Re: [PATCH v8 0/6] Support running driver's probe for a device powered off

From: Luca Ceresoli
Date: Mon Sep 14 2020 - 03:58:35 EST


Hi Sakari,

On 11/09/20 15:01, Sakari Ailus wrote:
> Hi Luca,
>
> On Fri, Sep 11, 2020 at 02:49:26PM +0200, Luca Ceresoli wrote:
>> Hi Sakari,
>>
>> On 03/09/20 10:15, Sakari Ailus wrote:
>>>
>>> Hi all,
>>>
>>> These patches enable calling (and finishing) a driver's probe function
>>> without powering on the respective device on busses where the practice is
>>> to power on the device for probe. While it generally is a driver's job to
>>> check the that the device is there, there are cases where it might be
>>> undesirable. (In this case it stems from a combination of hardware design
>>> and user expectations; see below.) The downside with this change is that
>>> if there is something wrong with the device, it will only be found at the
>>> time the device is used. In this case (the camera sensors + EEPROM in a
>>> sensor) I don't see any tangible harm from that though.
>>>
>>> An indication both from the driver and the firmware is required to allow
>>> the device's power state to remain off during probe (see the first patch).
>>>
>>>
>>> The use case is such that there is a privacy LED next to an integrated
>>> user-facing laptop camera, and this LED is there to signal the user that
>>> the camera is recording a video or capturing images. That LED also happens
>>> to be wired to one of the power supplies of the camera, so whenever you
>>> power on the camera, the LED will be lit, whether images are captured from
>>> the camera --- or not. There's no way to implement this differently
>>> without additional software control (allowing of which is itself a
>>> hardware design decision) on most CSI-2-connected camera sensors as they
>>> simply have no pin to signal the camera streaming state.
>>>
>>> This is also what happens during driver probe: the camera will be powered
>>> on by the I²C subsystem calling dev_pm_domain_attach() and the device is
>>> already powered on when the driver's own probe function is called. To the
>>> user this visible during the boot process as a blink of the privacy LED,
>>> suggesting that the camera is recording without the user having used an
>>> application to do that.
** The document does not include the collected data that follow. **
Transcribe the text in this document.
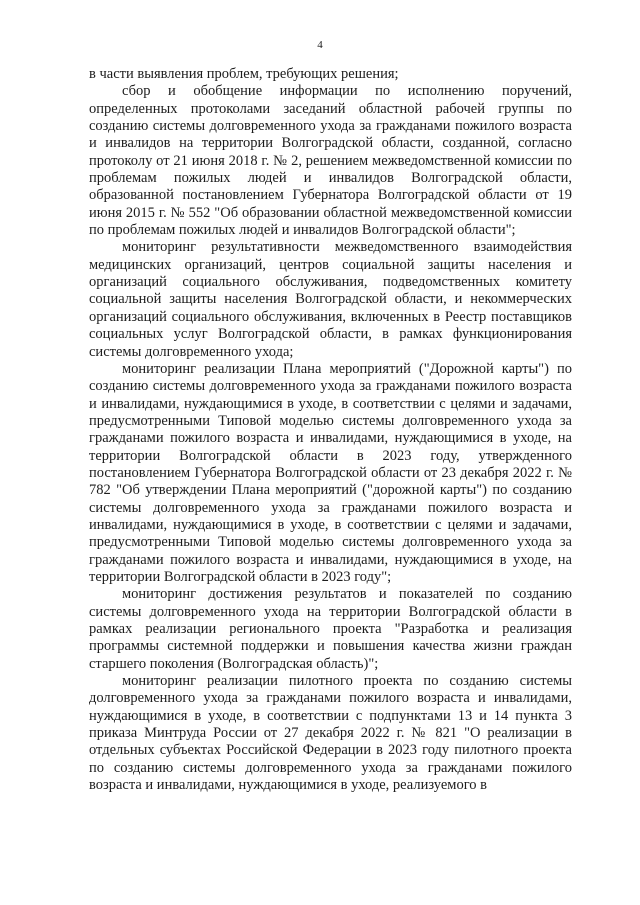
4

в части выявления проблем, требующих решения;

сбор и обобщение информации по исполнению поручений, определенных протоколами заседаний областной рабочей группы по созданию системы долговременного ухода за гражданами пожилого возраста и инвалидов на территории Волгоградской области, созданной, согласно протоколу от 21 июня 2018 г. № 2, решением межведомственной комиссии по проблемам пожилых людей и инвалидов Волгоградской области, образованной постановлением Губернатора Волгоградской области от 19 июня 2015 г. № 552 "Об образовании областной межведомственной комиссии по проблемам пожилых людей и инвалидов Волгоградской области";

мониторинг результативности межведомственного взаимодействия медицинских организаций, центров социальной защиты населения и организаций социального обслуживания, подведомственных комитету социальной защиты населения Волгоградской области, и некоммерческих организаций социального обслуживания, включенных в Реестр поставщиков социальных услуг Волгоградской области, в рамках функционирования системы долговременного ухода;

мониторинг реализации Плана мероприятий ("Дорожной карты") по созданию системы долговременного ухода за гражданами пожилого возраста и инвалидами, нуждающимися в уходе, в соответствии с целями и задачами, предусмотренными Типовой моделью системы долговременного ухода за гражданами пожилого возраста и инвалидами, нуждающимися в уходе, на территории Волгоградской области в 2023 году, утвержденного постановлением Губернатора Волгоградской области от 23 декабря 2022 г. № 782 "Об утверждении Плана мероприятий ("дорожной карты") по созданию системы долговременного ухода за гражданами пожилого возраста и инвалидами, нуждающимися в уходе, в соответствии с целями и задачами, предусмотренными Типовой моделью системы долговременного ухода за гражданами пожилого возраста и инвалидами, нуждающимися в уходе, на территории Волгоградской области в 2023 году";

мониторинг достижения результатов и показателей по созданию системы долговременного ухода на территории Волгоградской области в рамках реализации регионального проекта "Разработка и реализация программы системной поддержки и повышения качества жизни граждан старшего поколения (Волгоградская область)";

мониторинг реализации пилотного проекта по созданию системы долговременного ухода за гражданами пожилого возраста и инвалидами, нуждающимися в уходе, в соответствии с подпунктами 13 и 14 пункта 3 приказа Минтруда России от 27 декабря 2022 г. № 821 "О реализации в отдельных субъектах Российской Федерации в 2023 году пилотного проекта по созданию системы долговременного ухода за гражданами пожилого возраста и инвалидами, нуждающимися в уходе, реализуемого в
From the end user's point of view the behaviour is
>>> not expected and for someone unfamiliar with internal workings of a
>>> computer surely seems quite suspicious --- even if images are not being
>>> actually captured.
>>>
>>> I've tested these on linux-next master. They also apply to Wolfram's
>>> i2c/for-next branch, there's a patch that affects the I²C core changes
>>> here (see below). The patches apart from that apply to Bartosz's
>>> at24/for-next as well as Mauro's linux-media master branch.
>>
>> Apologies for having joined this discussion this late.
>
> No worries. But thanks for the comments.
>
>>
>> This patchset seems a good base to cover a different use case, where I
>> also cannot access the physical device at probe time.
>>
>> I'm going to try these patches, but in my case there are a few
>> differences that need a better understanding.
>>
>> First, I'm using device tree, not ACPI. In addition to adding OF support
>> similar to the work you've done for ACPI, I think instead of
>> acpi_dev_state_low_power() we should have a function that works for both
>> ACPI and DT.
>
> acpi_dev_state_low_power() is really ACPI specific: it does tell the ACPI
> power state of the device during probe or remove. It is not needed on DT
> since the power state of the device is controlled directly by the driver.
> On I²C ACPI devices, it's the framework that powers them on for probe.

I see, thanks for clarifying. I'm not used to ACPI so I didn't get that.

> You could have a helper function on DT to tell a driver what to do in
> probe, but the functionality in that case is unrelated.

So in case of DT we might think of a function that just tells whether
the device is marked to allow low-power probe, but it's just an info
from DT:

int mydriver_probe(struct i2c_client *client)
{
...
low_power = of_dev_state_low_power(&client->dev);
if (!low_power) {
mydriver_initialize(); /* power+clocks, write regs */
}
...
}

...and, if (low_power), call mydriver_initialize() at first usage.

I'm wondering whether this might make sense in mainline.